For your first foray into chisel you will design a matrix matrix multiplication unit. Matrix multiplication is fairly straight forward, however on hardware it's a little trickier than the standard for loops normally employed..
The first component you should implement is a register bank for storing a vector.
In Vector.scala you will find the skeleton code for this component. Unlike the standard Chisel.Vec our custom vector has a read enable which means that the memory pointed to by idx will only be overWritten when readEnable is true.
Implement the vector and test that it works by running
testOnly Ex0.VectorSpec in your sbt console.
The matrix works just like the vector only in two dimensions.
The skeleton code and associated tests should make the purpose of this module obvious.
Run the tests with testOnly Ex0.VectorSpec
This component differs from the two previous in that it has no explicit control input, which might at first be rather confusing.
With only two inputs for data, how do we know when the dotproduct has been calculated?
The answer to this is the elements argument, which tells the dot product calculator the
size of the input vectors.
Consequently, the resulting hardware can only (at least on its own) compute dotproducts
for one size of vector, which is fine in our circuit.

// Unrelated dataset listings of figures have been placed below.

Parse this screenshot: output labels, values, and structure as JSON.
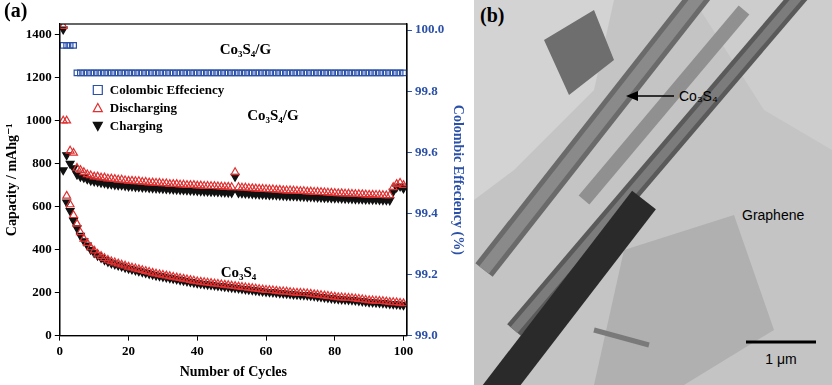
{
  "chart_data": {
    "type": "scatter",
    "panel_label": "(a)",
    "x_label": "Number of Cycles",
    "y_label": "Capacity / mAhg⁻¹",
    "y2_label": "Colombic Effeciency (%)",
    "xlim": [
      0,
      101
    ],
    "xticks": [
      0,
      20,
      40,
      60,
      80,
      100
    ],
    "ylim": [
      0,
      1450
    ],
    "yticks": [
      0,
      200,
      400,
      600,
      800,
      1000,
      1200,
      1400
    ],
    "y2lim": [
      99.0,
      100.02
    ],
    "y2ticks": [
      {
        "value": 99.0,
        "label": "99.0"
      },
      99.2,
      99.4,
      99.6,
      99.8,
      {
        "value": 100.0,
        "label": "100.0"
      }
    ],
    "grid": false,
    "legend": "upper left",
    "annotations": [
      {
        "text": "Co₃S₄/G",
        "x": 54,
        "y": 1330
      },
      {
        "text": "Co₃S₄/G",
        "x": 62,
        "y": 1020
      },
      {
        "text": "Co₃S₄",
        "x": 52,
        "y": 290
      }
    ],
    "x": [
      1,
      2,
      3,
      4,
      5,
      6,
      7,
      8,
      9,
      10,
      11,
      12,
      13,
      14,
      15,
      16,
      17,
      18,
      19,
      20,
      21,
      22,
      23,
      24,
      25,
      26,
      27,
      28,
      29,
      30,
      31,
      32,
      33,
      34,
      35,
      36,
      37,
      38,
      39,
      40,
      41,
      42,
      43,
      44,
      45,
      46,
      47,
      48,
      49,
      50,
      51,
      52,
      53,
      54,
      55,
      56,
      57,
      58,
      59,
      60,
      61,
      62,
      63,
      64,
      65,
      66,
      67,
      68,
      69,
      70,
      71,
      72,
      73,
      74,
      75,
      76,
      77,
      78,
      79,
      80,
      81,
      82,
      83,
      84,
      85,
      86,
      87,
      88,
      89,
      90,
      91,
      92,
      93,
      94,
      95,
      96,
      97,
      98,
      99,
      100
    ],
    "series": [
      {
        "name": "Colombic Effeciency",
        "color": "#2b50a8",
        "marker": "open_square",
        "axis": "y2",
        "values": [
          99.95,
          99.95,
          99.95,
          99.95,
          99.86,
          99.86,
          99.86,
          99.86,
          99.86,
          99.86,
          99.86,
          99.86,
          99.86,
          99.86,
          99.86,
          99.86,
          99.86,
          99.86,
          99.86,
          99.86,
          99.86,
          99.86,
          99.86,
          99.86,
          99.86,
          99.86,
          99.86,
          99.86,
          99.86,
          99.86,
          99.86,
          99.86,
          99.86,
          99.86,
          99.86,
          99.86,
          99.86,
          99.86,
          99.86,
          99.86,
          99.86,
          99.86,
          99.86,
          99.86,
          99.86,
          99.86,
          99.86,
          99.86,
          99.86,
          99.86,
          99.86,
          99.86,
          99.86,
          99.86,
          99.86,
          99.86,
          99.86,
          99.86,
          99.86,
          99.86,
          99.86,
          99.86,
          99.86,
          99.86,
          99.86,
          99.86,
          99.86,
          99.86,
          99.86,
          99.86,
          99.86,
          99.86,
          99.86,
          99.86,
          99.86,
          99.86,
          99.86,
          99.86,
          99.86,
          99.86,
          99.86,
          99.86,
          99.86,
          99.86,
          99.86,
          99.86,
          99.86,
          99.86,
          99.86,
          99.86,
          99.86,
          99.86,
          99.86,
          99.86,
          99.86,
          99.86,
          99.86,
          99.86,
          99.86,
          99.86
        ]
      },
      {
        "name": "Discharging",
        "color": "#e03030",
        "marker": "open_triangle",
        "values": [
          1440,
          1000,
          860,
          850,
          780,
          770,
          760,
          750,
          745,
          740,
          740,
          735,
          735,
          730,
          730,
          728,
          725,
          725,
          722,
          720,
          720,
          718,
          718,
          715,
          715,
          712,
          712,
          710,
          710,
          708,
          708,
          705,
          705,
          705,
          702,
          702,
          700,
          700,
          700,
          698,
          698,
          696,
          696,
          695,
          695,
          694,
          693,
          692,
          692,
          690,
          760,
          690,
          688,
          688,
          686,
          685,
          684,
          683,
          682,
          681,
          680,
          680,
          678,
          678,
          676,
          675,
          675,
          674,
          673,
          672,
          672,
          670,
          670,
          668,
          668,
          667,
          666,
          665,
          664,
          663,
          662,
          662,
          660,
          660,
          659,
          658,
          658,
          657,
          656,
          655,
          655,
          654,
          654,
          653,
          652,
          652,
          690,
          705,
          710,
          700
        ]
      },
      {
        "name": "Charging",
        "color": "#111111",
        "marker": "filled_triangle_down",
        "values": [
          1425,
          840,
          800,
          780,
          750,
          740,
          735,
          728,
          722,
          718,
          716,
          712,
          710,
          706,
          705,
          702,
          700,
          700,
          697,
          695,
          695,
          693,
          692,
          690,
          690,
          688,
          687,
          686,
          685,
          684,
          683,
          682,
          681,
          680,
          679,
          678,
          677,
          676,
          675,
          674,
          673,
          672,
          671,
          670,
          670,
          669,
          668,
          667,
          666,
          665,
          740,
          664,
          663,
          662,
          661,
          660,
          659,
          658,
          657,
          656,
          655,
          655,
          654,
          653,
          652,
          651,
          650,
          650,
          649,
          648,
          647,
          646,
          646,
          645,
          644,
          643,
          642,
          642,
          641,
          640,
          640,
          639,
          638,
          638,
          637,
          636,
          636,
          635,
          634,
          634,
          633,
          633,
          632,
          631,
          631,
          630,
          670,
          690,
          695,
          685
        ]
      },
      {
        "name": "Discharging",
        "color": "#e03030",
        "marker": "open_triangle",
        "values": [
          1000,
          650,
          610,
          560,
          520,
          480,
          450,
          430,
          410,
          395,
          380,
          370,
          360,
          352,
          345,
          340,
          335,
          330,
          325,
          320,
          316,
          312,
          308,
          304,
          300,
          296,
          292,
          288,
          285,
          282,
          279,
          276,
          273,
          270,
          267,
          264,
          261,
          258,
          255,
          252,
          250,
          248,
          246,
          244,
          242,
          240,
          238,
          236,
          234,
          232,
          230,
          228,
          226,
          224,
          222,
          220,
          218,
          216,
          214,
          212,
          211,
          210,
          208,
          206,
          205,
          204,
          202,
          200,
          199,
          198,
          197,
          196,
          194,
          192,
          190,
          188,
          186,
          184,
          182,
          180,
          178,
          177,
          176,
          175,
          174,
          172,
          170,
          168,
          166,
          164,
          163,
          162,
          161,
          160,
          158,
          156,
          155,
          154,
          152,
          150
        ]
      },
      {
        "name": "Charging",
        "color": "#111111",
        "marker": "filled_triangle_down",
        "values": [
          770,
          620,
          580,
          535,
          500,
          465,
          440,
          420,
          400,
          385,
          372,
          362,
          352,
          344,
          337,
          332,
          327,
          322,
          317,
          312,
          308,
          304,
          300,
          296,
          292,
          288,
          284,
          280,
          277,
          274,
          271,
          268,
          265,
          262,
          259,
          256,
          253,
          250,
          247,
          244,
          242,
          240,
          238,
          236,
          234,
          232,
          230,
          228,
          226,
          224,
          222,
          220,
          218,
          216,
          214,
          212,
          210,
          208,
          206,
          204,
          203,
          202,
          200,
          198,
          197,
          196,
          194,
          192,
          191,
          190,
          189,
          188,
          186,
          184,
          182,
          180,
          178,
          176,
          174,
          172,
          170,
          169,
          168,
          167,
          166,
          164,
          162,
          160,
          158,
          156,
          155,
          154,
          153,
          152,
          150,
          148,
          147,
          146,
          144,
          142
        ]
      }
    ]
  },
  "image": {
    "label": "(b)",
    "annotations": [
      "Co₃S₄",
      "Graphene"
    ],
    "scale_bar": "1 μm"
  }
}
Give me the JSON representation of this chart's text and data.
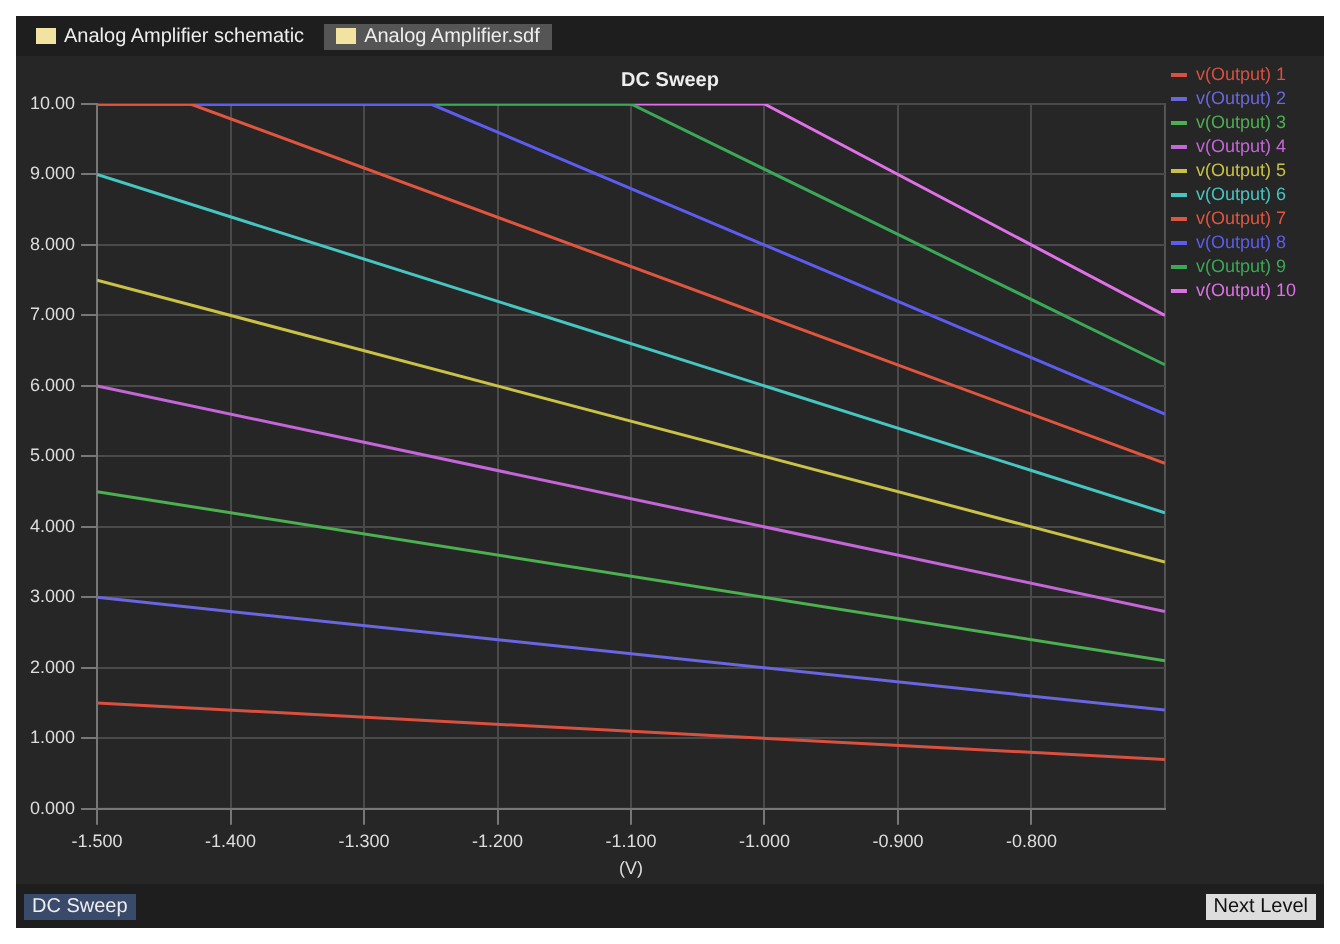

To get a better understanding we can model this behavior in regular scala:
case class DotProdCalculator(vectorLen: Int, timeStep: Int, accumulator: Int){
def update(inputA: Int, inputB: Int): (Int, Boolean, DotProdCalculator) = {
val product = inputA * inputB
if(((timeStep + 1) % vectorLen) == 0){
(accumulator + product, true, this.copy(timeStep = 0, accumulator = 0))
else
(accumulator + product, false, this.copy(timeStep = this.timeStep + 1, accumulator = accumulator + product))
}
}
}
To see it in action run testOnly Ex0.DPCsimulatorSpec in your sbt console.
As with the previous tasks, the dot product calculator must pass the tests with
testOnly Ex0.DotProdSpec
With our matrix modules and dot product calculators we have every piece needed to implement the matrix multiplier.
When performing matrix multiplication on a computer transposing the second matrix can help us reduce complexity by quite a lot. To examplify, consider
| 2, 5 |
A = | 7, -1 |
| 0, 4 |
B = | 1, 1, 2 |
| 0, 4, 0 |
It would be much simpler to just have two modules with the same dimensions, and we can do this by transposing B so we get
| 2, 5 |
A = | 7, -1 |
| 0, 4 |
| 1, 0 |
BT = | 1, 4 |
| 2, 0 |
Now we need to do is calculate the dot products for the final matrix:
if A*B = C then
| A[0] × BT[0], A[0] × BT[1], A[0] × BT[2] |
C = | A[1] × BT[0], ... , ... |
| ... , ... , A[2] × BT[2] |
where
A[0] × BT[0] is the dot product of [2, 5] and [1, 0]
and
A[0] × BT[1] is the dot product of [2, 5] and [1, 4]
and so forth..
Because of this, the input for matrix B will be supplied transposed, thus you do not have to worry about this. For B the input would be [1, 0, 1, 4, 2, 0]
The skeleton code for the matrix multiplier is less detailed, with only one test. You're encouraged to write your own tests to make this easier. Additionally, if you feel like you're getting stuck you can take a look at MatMulTips.org
This last exercise has no deliverable, but you should spend some time thinking about where you spent most of your efforts.
A common saying is "A few hours of work can save you from several minutes of planning", and this holds especially true for writing chisel!!